Barker ignored him.  “What do we got here...one prior...driving under the influence.  Twenty-one years old.  Let me guess, paying for college?”

“Nope.  Not your average stereotype.  Get this...according to her
husband,
they’re happily married with a one-year-old son.”

“No shit?  They got an open relationship or something?”

“Sounded as secure as Fort Knox.  High school sweethearts.  Said she started stripping to help pay the bills once he lost his job.  Money is too good for her to quit, so he’s a stay-at-home dad.”

“I’ll be damned.  So why didn’t he report her missing?”

“I had to pry it out, but he said that she doesn’t get off work until around three in the morning.  Once in a while, if some guy flashes big dollars, she’ll go home with him for a private show.  No sex, just extra money, and she’ll get back around six or seven.  He was worried because she wasn’t answering her cell, but knew we wouldn’t do anything until she’d been gone for twenty-four hours.”

Barker pushed his glasses up to his forehead, rubbed the bridge of his nose.  “I’m spitballing here, but I doubt there’ll be a link between a stripper and Mrs.
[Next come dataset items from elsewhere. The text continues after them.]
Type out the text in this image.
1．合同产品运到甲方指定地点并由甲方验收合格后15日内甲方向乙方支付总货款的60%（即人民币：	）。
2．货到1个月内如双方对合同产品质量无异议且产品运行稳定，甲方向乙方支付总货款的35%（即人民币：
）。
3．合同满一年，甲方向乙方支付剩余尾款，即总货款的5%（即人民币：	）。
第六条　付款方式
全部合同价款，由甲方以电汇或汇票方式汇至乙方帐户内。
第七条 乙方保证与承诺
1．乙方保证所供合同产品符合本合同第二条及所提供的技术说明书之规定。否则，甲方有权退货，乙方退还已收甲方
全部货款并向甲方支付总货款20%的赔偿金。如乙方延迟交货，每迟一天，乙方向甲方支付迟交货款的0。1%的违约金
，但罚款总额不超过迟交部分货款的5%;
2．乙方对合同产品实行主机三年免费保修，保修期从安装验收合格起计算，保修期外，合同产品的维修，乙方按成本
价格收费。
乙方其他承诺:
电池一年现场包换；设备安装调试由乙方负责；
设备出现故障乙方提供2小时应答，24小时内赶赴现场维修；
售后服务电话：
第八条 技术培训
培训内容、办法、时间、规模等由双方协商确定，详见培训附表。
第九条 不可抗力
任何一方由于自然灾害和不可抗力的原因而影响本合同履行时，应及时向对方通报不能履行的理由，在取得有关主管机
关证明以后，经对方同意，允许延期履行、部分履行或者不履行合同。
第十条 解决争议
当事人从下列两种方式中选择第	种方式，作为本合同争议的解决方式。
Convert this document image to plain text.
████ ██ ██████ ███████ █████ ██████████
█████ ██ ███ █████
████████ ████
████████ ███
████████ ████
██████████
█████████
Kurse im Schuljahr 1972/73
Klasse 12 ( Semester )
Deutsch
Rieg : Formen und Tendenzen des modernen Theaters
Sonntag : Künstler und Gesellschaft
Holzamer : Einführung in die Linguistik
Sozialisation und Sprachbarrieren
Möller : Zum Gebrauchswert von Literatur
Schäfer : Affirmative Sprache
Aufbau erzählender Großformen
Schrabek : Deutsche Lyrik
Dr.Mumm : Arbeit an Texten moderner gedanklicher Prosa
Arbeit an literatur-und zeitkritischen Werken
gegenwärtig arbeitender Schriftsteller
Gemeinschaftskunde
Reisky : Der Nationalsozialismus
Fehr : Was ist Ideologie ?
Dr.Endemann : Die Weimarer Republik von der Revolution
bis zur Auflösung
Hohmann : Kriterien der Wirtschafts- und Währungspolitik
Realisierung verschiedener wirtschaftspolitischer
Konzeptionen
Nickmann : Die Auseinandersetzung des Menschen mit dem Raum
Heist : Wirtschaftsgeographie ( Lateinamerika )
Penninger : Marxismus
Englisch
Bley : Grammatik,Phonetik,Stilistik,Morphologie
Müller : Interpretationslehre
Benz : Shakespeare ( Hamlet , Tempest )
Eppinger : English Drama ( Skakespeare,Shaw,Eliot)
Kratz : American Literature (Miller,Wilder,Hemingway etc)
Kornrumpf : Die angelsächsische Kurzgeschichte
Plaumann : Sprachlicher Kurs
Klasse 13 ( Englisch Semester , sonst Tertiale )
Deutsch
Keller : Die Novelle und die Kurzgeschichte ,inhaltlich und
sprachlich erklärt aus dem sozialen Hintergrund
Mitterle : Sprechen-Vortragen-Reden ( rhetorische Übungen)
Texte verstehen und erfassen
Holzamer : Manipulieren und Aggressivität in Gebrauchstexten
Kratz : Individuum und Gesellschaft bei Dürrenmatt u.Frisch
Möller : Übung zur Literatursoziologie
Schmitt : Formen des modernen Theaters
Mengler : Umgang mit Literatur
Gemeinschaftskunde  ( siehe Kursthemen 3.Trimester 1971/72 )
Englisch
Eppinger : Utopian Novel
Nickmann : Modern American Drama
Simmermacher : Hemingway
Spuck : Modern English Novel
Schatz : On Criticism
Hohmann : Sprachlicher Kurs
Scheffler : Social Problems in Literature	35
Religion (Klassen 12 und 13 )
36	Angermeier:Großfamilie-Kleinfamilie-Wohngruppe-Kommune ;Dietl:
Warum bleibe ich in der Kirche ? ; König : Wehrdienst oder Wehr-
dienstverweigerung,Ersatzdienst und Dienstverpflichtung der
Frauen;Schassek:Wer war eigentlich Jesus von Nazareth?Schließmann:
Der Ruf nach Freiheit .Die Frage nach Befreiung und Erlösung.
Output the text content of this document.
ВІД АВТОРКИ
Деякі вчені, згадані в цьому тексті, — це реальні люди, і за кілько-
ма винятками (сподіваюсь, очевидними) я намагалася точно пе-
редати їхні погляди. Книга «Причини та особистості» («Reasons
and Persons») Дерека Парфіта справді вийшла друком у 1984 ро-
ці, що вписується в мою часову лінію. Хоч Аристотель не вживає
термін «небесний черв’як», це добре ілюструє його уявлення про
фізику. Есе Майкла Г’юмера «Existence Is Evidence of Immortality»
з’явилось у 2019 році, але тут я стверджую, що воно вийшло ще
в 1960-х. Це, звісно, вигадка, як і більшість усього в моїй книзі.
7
Winthrop.”

“But,” DJ said, “a stripper and a guy with money—that’s a no-brainer.”

“Let’s go have a Q and A.  One of the other girls might be able to give us some info on where she went last night.”

DJ agreed, but couldn’t escape the feeling that they were getting further and further away from Sara’s children, regardless of whether or not they were heading in the right direction by chasing down Teddy Rutherford and his mystery-woman partner.

It keeps getting deeper and deeper
, he thought.

Twenty minutes later, they walked into the Ladyfingers Gentleman’s Club, Portland’s latest addition to the growing cadre of strip joints that gave the city a higher per capita rate of naked dancer locations than Sin City itself.  Some were prominent and popular; others were tucked away on side streets with little more than pink neon signs promising
LIVE NUDE GIRLS
.  The market had yet to saturate, and doubtfully never would.  If the world ran out of men (and women) willing to pay for the chance to see a woman in her birthday suit, it would be the end of times.

DJ had only been a paying customer once, a couple years back, for a friend’s bachelor party.  The experience was awkward.  He’d found it difficult to look them in the eye, difficult to stare at the parts he was supposed to be looking at, difficult to figure out what to do with his hands during a private dance that had set him back fifty bucks.   

He and Barker had been a couple of times for on-the-job visits and it was easier to feel in control and not under the spell the strippers seemed to cast over every person desperately waving a single, hoping to get a closer glimpse. 

And Ladyfingers was even more acceptable when the doors had just been unlocked and the stages were empty.

They stopped a couple of feet inside the doorway.  No patrons yet, no bartender, no girls. 

The same smell that came with every strip club hung in the air.  Evaporated alcohol, girl sweat, and cheap perfume.  It was thick and cloying.  DJ knew it would get stuck in his clothes and made him think about having to do laundry.  He glanced around at the dark walls, the mirrors, the strobe lights hanging overhead.  Rows of liquor bottles stood at attention behind the bar.  Across from it, the main stage perched three feet above the floor with a signature, shiny pole in the middle.  Tables and chairs stretched all the way to the back of the room where two smaller stages occupied each side.